Чем привлекают по-настоящему хорошие фильмы, зомби вроде меня, думает Рот, так это жизнью без напряга. Я тоже мог бы так жить. Я мог бы прожить так всю жизнь, и я прожил бы ее так же легко. Точно так же, как Череп проспал бы всю жизнь. Я человек, персонаж, субъект — здесь, в кинозале, в темноте… как червь, гложущий сердце. Перегруженные смыслом слова. Внимание рассеивается — пожалуй, мне лучше отсюда уйти.

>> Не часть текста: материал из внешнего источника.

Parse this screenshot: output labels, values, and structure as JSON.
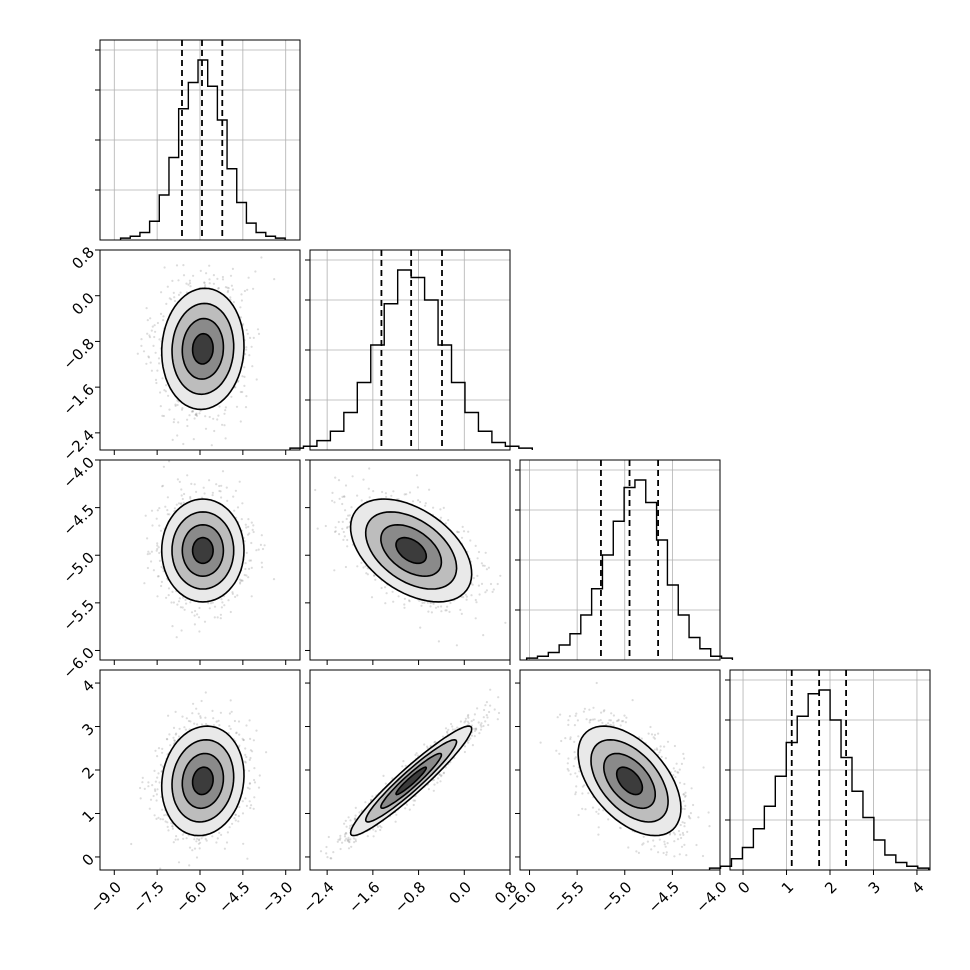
{
  "chart_data": {
    "type": "corner",
    "colors": {
      "hist": "#000000",
      "quantile": "#000000",
      "contour": "#000000",
      "grid": "#b0b0b0",
      "points": "#9a9a9a"
    },
    "grid": true,
    "quantiles": [
      0.16,
      0.5,
      0.84
    ],
    "params": [
      {
        "ticks": [
          "−9.0",
          "−7.5",
          "−6.0",
          "−4.5",
          "−3.0"
        ],
        "tick_values": [
          -9.0,
          -7.5,
          -6.0,
          -4.5,
          -3.0
        ],
        "range": [
          -9.5,
          -2.5
        ],
        "mean": -5.9,
        "sd": 0.72,
        "quantile_values": [
          -6.63,
          -5.93,
          -5.22
        ]
      },
      {
        "ticks": [
          "−2.4",
          "−1.6",
          "−0.8",
          "0.0",
          "0.8"
        ],
        "tick_values": [
          -2.4,
          -1.6,
          -0.8,
          0.0,
          0.8
        ],
        "range": [
          -2.7,
          0.8
        ],
        "mean": -0.93,
        "sd": 0.53,
        "quantile_values": [
          -1.45,
          -0.93,
          -0.39
        ]
      },
      {
        "ticks": [
          "−6.0",
          "−5.5",
          "−5.0",
          "−4.5",
          "−4.0"
        ],
        "tick_values": [
          -6.0,
          -5.5,
          -5.0,
          -4.5,
          -4.0
        ],
        "range": [
          -6.1,
          -4.0
        ],
        "mean": -4.95,
        "sd": 0.27,
        "quantile_values": [
          -5.25,
          -4.95,
          -4.65
        ]
      },
      {
        "ticks": [
          "0",
          "1",
          "2",
          "3",
          "4"
        ],
        "tick_values": [
          0,
          1,
          2,
          3,
          4
        ],
        "range": [
          -0.3,
          4.3
        ],
        "mean": 1.75,
        "sd": 0.63,
        "quantile_values": [
          1.12,
          1.75,
          2.37
        ]
      }
    ],
    "correlations": [
      [
        1.0,
        0.05,
        0.0,
        0.1
      ],
      [
        0.05,
        1.0,
        -0.45,
        0.95
      ],
      [
        0.0,
        -0.45,
        1.0,
        -0.5
      ],
      [
        0.1,
        0.95,
        -0.5,
        1.0
      ]
    ],
    "diag_hist_counts": [
      [
        1,
        2,
        4,
        10,
        24,
        44,
        70,
        84,
        96,
        82,
        64,
        38,
        20,
        9,
        4,
        2,
        1
      ],
      [
        1,
        2,
        5,
        10,
        20,
        36,
        56,
        78,
        96,
        92,
        80,
        56,
        36,
        20,
        10,
        4,
        2,
        1
      ],
      [
        1,
        2,
        4,
        8,
        14,
        24,
        38,
        56,
        74,
        92,
        96,
        84,
        64,
        40,
        24,
        12,
        6,
        2,
        1
      ],
      [
        1,
        2,
        6,
        12,
        22,
        34,
        50,
        68,
        82,
        94,
        96,
        80,
        60,
        42,
        28,
        16,
        8,
        4,
        2,
        1
      ]
    ]
  }
}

Еще один год, когда нечего делать. Горячие нью-йоркские улицы. Тяжелая настоятельная потребность прорваться в жару. Жара — это сфера, где львы обрывают плоть зебры до самого сердца, которое все еще бьется, но болевой шок не дает пожираемой жертве почувствовать, что ее пожирают. И это тоже ужасно скучно. Стайки девчонок-мальчишек на улицах, где солнце струится по коридорам проулков. Груда кровоподтеков в высокой траве — ты никогда не поверишь, что кожа бывает таких цветов. Поскольку ты видел закат за городом, ты понимаешь, что то же самое происходит и здесь, и город выглядит очень искусственно. Как подделка. Девчонки-мальчишки бродят по улицам. Облегающие штаны еле держат набухшие члены и яйца, налитые кровью, облегающие штаны впитывают в себя капли секреции из пизденок, выставляющих себя напоказ. В подземке басовый рев вызывает мгновенную эрекцию. Ты не можешь поверить, что она тебя не дождалась, и выходишь на своей остановке. Где теперь Грета Гарбо? Где президент? Может быть, они сходят со мной в Наркотехнический Вектор и купят мне все, что мне нужно? Я Рот. Я не Рот. Я не Артур. Я иду домой. Буду смотреть в окно.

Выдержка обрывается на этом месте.